One can only imagine that its participants feel a sense of justice in the recognition of this dynamic. Some participants describe themselves as child brides, or tell of how they were thrown into Magdalene laundries at the slightest hint of transgression or left to fend for themselves after being abandoned by drunk or neglectful husbands. One interviewee, Miriam, describes the happy years living and working as a nurse in London that were stripped away after she could no longer work following her marriage. The documentary dwells on the suffering. Anne describes how her time on the show springboarded her into birth control advocacy following the experience of not being able to feed her 13 children. The participants and their endless optimism are a reminder that despair is a luxury that the oppressed so rarely choose. The film soars in showcasing the participants’ hope and resilience.

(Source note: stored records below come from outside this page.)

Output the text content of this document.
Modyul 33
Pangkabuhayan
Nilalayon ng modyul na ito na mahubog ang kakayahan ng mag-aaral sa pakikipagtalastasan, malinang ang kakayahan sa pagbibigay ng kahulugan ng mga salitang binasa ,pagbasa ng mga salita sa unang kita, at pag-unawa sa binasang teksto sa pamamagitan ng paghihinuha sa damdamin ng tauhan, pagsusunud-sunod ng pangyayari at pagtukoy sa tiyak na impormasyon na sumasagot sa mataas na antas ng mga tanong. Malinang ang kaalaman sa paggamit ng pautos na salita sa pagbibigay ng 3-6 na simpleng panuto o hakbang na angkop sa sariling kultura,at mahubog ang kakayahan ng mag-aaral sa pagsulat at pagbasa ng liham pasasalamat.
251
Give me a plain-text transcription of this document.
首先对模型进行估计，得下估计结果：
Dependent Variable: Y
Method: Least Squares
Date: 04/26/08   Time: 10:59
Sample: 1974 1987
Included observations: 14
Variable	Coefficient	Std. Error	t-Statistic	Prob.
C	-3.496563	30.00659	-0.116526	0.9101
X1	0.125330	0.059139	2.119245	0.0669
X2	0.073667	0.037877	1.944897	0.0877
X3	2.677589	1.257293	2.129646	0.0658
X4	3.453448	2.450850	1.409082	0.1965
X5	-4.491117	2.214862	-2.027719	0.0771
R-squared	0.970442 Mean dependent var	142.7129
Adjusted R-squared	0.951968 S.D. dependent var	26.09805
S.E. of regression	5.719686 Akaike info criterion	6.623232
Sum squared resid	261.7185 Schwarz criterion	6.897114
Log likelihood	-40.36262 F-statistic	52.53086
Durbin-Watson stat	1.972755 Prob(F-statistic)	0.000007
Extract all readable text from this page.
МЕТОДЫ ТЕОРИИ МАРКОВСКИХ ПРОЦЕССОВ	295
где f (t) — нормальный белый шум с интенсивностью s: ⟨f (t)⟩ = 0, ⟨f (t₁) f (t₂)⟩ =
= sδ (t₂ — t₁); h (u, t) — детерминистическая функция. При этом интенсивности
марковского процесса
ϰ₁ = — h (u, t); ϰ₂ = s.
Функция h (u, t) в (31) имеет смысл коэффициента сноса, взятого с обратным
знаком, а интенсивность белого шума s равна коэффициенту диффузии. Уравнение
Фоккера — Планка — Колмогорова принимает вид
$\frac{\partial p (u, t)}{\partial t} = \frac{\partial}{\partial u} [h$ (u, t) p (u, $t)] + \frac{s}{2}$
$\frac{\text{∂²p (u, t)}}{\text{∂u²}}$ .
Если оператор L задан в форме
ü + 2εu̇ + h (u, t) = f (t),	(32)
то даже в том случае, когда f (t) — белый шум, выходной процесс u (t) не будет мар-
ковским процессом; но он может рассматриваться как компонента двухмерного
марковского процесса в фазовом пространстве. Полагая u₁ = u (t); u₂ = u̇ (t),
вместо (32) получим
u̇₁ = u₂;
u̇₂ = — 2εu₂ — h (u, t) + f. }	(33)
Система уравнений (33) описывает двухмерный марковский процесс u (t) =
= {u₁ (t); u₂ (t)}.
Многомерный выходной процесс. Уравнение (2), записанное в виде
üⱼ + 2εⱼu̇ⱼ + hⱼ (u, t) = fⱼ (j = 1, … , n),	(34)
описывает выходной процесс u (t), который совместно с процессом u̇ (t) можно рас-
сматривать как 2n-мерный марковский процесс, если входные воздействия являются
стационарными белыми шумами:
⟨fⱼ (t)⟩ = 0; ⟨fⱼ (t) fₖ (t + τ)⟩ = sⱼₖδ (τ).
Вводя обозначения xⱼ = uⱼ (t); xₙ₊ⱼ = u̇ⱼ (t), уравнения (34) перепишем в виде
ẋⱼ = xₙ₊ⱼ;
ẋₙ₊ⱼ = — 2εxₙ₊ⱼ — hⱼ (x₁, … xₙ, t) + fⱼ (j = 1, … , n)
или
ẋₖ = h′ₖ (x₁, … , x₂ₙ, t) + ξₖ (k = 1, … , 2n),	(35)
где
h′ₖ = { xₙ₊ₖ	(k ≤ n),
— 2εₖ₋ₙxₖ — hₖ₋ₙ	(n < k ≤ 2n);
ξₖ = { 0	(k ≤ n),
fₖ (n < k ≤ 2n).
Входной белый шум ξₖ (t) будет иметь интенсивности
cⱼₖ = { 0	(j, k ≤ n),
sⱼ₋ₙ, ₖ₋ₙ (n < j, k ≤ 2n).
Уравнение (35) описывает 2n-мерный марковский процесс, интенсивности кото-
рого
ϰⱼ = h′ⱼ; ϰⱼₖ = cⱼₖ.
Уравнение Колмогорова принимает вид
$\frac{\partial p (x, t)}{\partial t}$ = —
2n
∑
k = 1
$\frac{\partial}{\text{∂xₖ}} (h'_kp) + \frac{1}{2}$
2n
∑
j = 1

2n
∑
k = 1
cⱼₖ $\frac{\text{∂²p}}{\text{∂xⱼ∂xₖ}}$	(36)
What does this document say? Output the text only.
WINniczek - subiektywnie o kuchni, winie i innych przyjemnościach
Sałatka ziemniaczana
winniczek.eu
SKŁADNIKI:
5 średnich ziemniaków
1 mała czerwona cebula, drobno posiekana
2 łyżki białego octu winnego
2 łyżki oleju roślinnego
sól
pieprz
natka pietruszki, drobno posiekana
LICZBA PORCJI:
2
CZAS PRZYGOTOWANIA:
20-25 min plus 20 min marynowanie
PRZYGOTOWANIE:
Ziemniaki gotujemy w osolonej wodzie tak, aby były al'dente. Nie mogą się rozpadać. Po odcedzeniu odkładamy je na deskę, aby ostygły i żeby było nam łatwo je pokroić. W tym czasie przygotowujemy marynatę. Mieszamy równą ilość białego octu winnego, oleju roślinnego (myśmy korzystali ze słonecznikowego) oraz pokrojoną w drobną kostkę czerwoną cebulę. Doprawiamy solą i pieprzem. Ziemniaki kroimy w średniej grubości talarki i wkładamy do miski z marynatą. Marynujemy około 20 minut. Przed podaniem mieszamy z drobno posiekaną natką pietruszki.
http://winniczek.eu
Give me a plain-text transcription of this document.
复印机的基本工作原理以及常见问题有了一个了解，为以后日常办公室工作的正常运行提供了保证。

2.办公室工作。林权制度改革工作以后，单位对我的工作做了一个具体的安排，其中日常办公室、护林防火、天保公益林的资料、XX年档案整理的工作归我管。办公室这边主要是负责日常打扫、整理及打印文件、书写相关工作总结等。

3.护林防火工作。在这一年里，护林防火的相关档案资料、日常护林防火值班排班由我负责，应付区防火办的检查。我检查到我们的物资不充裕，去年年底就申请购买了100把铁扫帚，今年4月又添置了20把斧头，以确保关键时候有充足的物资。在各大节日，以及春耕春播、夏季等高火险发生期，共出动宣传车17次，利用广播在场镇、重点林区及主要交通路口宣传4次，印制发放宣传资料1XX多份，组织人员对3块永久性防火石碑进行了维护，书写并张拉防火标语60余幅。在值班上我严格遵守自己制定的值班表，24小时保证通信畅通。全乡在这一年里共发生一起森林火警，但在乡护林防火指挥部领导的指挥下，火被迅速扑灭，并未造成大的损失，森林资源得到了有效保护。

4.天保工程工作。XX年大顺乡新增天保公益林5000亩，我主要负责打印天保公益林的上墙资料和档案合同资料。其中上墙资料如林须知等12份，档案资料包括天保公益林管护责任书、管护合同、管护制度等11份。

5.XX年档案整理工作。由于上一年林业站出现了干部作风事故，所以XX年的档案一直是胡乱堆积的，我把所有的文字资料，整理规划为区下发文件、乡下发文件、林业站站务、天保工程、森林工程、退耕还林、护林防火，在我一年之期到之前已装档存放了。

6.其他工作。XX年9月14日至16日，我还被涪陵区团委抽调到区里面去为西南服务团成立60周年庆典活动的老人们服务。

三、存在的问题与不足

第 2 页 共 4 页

Ultimately, Housewife of the Year succeeds as an act of historical reclamation. The film offers something more valuable than coherence: it provides a platform for voices that were once reduced to media spectacle to reclaim their own stories. By allowing them to speak for themselves decades later, Cassidy’s film becomes less about the competition itself and more about the enduring power of women to redefine themselves beyond the roles that society penned them into. These women were never just “housewives” – they were complex individuals whose dreams, struggles and agency were flattened into a single, suffocating noun.

Housewife of the Year was released in cinemas on 22nd November 2024 and broadcast on RTÉ on 2nd June 2025 and is available to watch now on the RTÉ Player.